Page 1 of 1

Subtitle Time Stamp Groups

Posted: Sun May 29, 2016 8:14 am
by oss
Hi,

after release https://github.com/Ivshti/node-subtitles-grouping I knew it is good feature, but never gets really into it. I have been contacted couple of days ago by its developer and I looked into it again, and it comes as nice idea.

In easy way how to explain what is going on - imagine you got 4 subtitles (they can be in 1 language or in any language, language is not important here) for 1 movie (imdbid). You download 1st subtitle and it is out of sync. It would be good to know, which subtitles you dont have to download, because they will be out of sync too.

And here comes Subtitle Time Stamp grouping. This algo makes heatmap of timestamps of subtitles, then compares them to others and then with give threshold it either groups that subtitles or it makes another group.

I made some tests, and it is quite interesting.

Now the database is populating with data, so it will take some time, but you can see in xml-rpc results 2 new fields, example:

Code: Select all

[SubTSGroup] => 2 [SubTSGroupHash] => 041ec2cdae88105ccce1e1f9f4eebc85
where:
SubTSGroup means IDSubtitleFile belongs to some TIME STAMP group for given movie
SubTSGroupHash is something like md5($SubTSGroup . "|" . $IDMovieIMDB) - so this will work system wide.

This could be used in many different areas (if it proves to be right)

You can for example right now check xml-rpc SearchSubtitles() with this request:

Code: Select all

'imdbid' => '49778'
results:
http://pastebin.com/kmGz5Zrb

and over there you can see SubTSGroup - and some number. So why not to download couple of subtitles and actually see, if SUBTITLE TIMESTAMPS are similar in each group (and not similar in other groups) ?

For now works just for srt files, support for other formats will be added later

Re: Subtitle Time Stamp Groups

Posted: Mon May 30, 2016 5:24 pm
by vankasteelj
Oh yes I've been told that this grouping thing was awesome but never took the time to look into it. Great news if it can improve automatic matching!

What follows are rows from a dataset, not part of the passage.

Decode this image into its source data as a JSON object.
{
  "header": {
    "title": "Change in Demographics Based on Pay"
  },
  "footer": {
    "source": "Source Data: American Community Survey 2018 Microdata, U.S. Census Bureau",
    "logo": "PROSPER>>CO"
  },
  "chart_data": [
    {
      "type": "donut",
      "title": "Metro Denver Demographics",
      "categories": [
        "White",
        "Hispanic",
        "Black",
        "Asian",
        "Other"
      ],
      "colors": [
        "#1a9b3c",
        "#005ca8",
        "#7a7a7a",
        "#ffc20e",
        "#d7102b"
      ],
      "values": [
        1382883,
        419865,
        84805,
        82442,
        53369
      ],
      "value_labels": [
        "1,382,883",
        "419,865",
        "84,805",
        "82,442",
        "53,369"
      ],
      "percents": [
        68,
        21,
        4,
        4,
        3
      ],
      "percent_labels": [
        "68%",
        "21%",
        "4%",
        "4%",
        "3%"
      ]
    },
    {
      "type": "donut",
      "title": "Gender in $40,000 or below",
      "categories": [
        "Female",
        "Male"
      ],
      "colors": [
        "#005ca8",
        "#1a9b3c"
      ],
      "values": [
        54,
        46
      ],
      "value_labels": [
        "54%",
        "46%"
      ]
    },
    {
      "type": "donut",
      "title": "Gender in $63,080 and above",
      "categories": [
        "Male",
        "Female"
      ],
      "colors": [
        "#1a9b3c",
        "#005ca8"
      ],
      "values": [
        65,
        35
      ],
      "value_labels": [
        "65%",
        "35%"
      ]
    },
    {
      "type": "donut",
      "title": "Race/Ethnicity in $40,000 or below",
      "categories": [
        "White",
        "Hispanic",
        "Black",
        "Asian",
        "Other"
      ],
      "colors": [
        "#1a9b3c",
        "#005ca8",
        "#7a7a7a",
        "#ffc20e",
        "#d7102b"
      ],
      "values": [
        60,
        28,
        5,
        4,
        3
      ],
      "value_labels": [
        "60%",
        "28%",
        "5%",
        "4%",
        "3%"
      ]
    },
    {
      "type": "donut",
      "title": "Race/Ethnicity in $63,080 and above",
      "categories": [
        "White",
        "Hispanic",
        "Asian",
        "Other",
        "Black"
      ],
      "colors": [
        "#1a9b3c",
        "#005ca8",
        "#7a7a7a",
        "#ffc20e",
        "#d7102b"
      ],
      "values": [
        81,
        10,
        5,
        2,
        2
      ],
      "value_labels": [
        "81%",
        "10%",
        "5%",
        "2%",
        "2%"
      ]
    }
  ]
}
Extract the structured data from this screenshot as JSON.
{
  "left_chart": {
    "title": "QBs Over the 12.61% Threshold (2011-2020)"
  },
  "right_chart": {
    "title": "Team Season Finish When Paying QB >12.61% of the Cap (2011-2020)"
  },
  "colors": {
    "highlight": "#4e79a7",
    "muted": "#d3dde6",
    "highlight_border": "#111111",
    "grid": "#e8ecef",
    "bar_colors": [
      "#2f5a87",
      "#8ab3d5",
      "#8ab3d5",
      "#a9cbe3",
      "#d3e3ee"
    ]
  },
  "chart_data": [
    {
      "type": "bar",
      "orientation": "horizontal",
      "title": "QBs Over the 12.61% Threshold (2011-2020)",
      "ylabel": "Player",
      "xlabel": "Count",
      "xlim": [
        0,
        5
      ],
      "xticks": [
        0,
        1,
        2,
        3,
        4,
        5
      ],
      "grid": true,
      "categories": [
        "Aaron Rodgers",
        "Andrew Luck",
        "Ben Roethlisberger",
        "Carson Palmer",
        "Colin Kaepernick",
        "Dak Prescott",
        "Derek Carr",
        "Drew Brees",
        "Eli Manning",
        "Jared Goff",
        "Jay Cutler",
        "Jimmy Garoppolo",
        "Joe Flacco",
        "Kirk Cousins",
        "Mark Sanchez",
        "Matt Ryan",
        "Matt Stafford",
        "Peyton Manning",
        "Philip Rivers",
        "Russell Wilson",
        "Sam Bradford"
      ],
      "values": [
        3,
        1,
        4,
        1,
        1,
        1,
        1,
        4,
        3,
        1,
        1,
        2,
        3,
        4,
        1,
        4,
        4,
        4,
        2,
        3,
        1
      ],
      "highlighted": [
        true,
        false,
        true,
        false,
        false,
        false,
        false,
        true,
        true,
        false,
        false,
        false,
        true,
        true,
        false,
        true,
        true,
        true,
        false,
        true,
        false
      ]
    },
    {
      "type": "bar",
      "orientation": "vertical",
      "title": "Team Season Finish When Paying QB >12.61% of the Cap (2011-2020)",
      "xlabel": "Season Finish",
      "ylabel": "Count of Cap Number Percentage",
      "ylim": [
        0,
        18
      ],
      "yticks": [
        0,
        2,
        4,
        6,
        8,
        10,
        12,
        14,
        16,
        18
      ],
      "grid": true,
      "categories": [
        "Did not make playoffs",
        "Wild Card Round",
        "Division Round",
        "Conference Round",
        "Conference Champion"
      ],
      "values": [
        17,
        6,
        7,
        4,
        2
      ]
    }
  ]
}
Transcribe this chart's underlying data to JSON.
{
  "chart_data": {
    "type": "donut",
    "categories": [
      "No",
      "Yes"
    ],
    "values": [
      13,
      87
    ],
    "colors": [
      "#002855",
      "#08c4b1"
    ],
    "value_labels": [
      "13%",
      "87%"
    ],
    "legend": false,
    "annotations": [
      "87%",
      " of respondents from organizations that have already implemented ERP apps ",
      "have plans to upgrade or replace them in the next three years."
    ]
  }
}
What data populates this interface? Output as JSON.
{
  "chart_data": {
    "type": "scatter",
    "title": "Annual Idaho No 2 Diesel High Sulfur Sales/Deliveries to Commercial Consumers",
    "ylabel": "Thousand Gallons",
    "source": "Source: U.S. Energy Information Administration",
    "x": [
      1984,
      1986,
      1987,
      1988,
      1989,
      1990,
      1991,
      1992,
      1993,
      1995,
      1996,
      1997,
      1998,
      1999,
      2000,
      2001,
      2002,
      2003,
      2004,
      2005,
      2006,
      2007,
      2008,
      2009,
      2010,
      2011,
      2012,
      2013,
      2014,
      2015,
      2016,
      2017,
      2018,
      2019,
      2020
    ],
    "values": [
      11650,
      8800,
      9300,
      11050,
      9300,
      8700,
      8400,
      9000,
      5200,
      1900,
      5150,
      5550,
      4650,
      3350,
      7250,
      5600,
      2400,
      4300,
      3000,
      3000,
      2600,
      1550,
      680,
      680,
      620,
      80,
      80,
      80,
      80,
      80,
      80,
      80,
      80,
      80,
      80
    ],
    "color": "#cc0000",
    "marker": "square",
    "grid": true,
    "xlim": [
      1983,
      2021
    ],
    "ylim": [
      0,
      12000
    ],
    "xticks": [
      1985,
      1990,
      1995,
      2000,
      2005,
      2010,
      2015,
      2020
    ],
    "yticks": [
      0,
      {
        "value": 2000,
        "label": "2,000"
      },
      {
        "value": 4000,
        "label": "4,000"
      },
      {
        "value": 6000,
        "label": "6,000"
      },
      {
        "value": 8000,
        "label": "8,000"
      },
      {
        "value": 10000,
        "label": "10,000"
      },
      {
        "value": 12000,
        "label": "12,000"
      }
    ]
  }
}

Re: Subtitle Time Stamp Groups

Posted: Tue May 31, 2016 2:42 pm
by IvoGeorgiev
hello, developer here

vtt would be simple to add, it's almost the same as srt and if I'm not mistaken the system may support vtt at the moment at the parsing level

I think there may be a lot of room for improvement on the algo itself, as @oss discovered "hearing impaired" subtitles are being grouped at the moment in separate groups, which is a problem

-----

Few words of explanation: the idea of grouping subtitles by how they're synced is beneficial, because we can cross-reference that with moviehash matches and fight the "right" group

Re: Subtitle Time Stamp Groups

Posted: Tue May 31, 2016 4:37 pm
by oss
yes vtt is simple, but we dont have vtt subtitles uploaded yet.

for hearing impaired, well, it can, but dont have to end up in different group, it will be on border with threshold.

Re: Subtitle Time Stamp Groups

Posted: Tue May 31, 2016 6:11 pm
by vankasteelj
you could easily make your srt into vtt with a script, but you probably know that, so I might misunderstand

Re: Subtitle Time Stamp Groups

Posted: Wed Jun 15, 2016 7:01 am
by oss
sure. But this is more on the "output support". (download as vtt)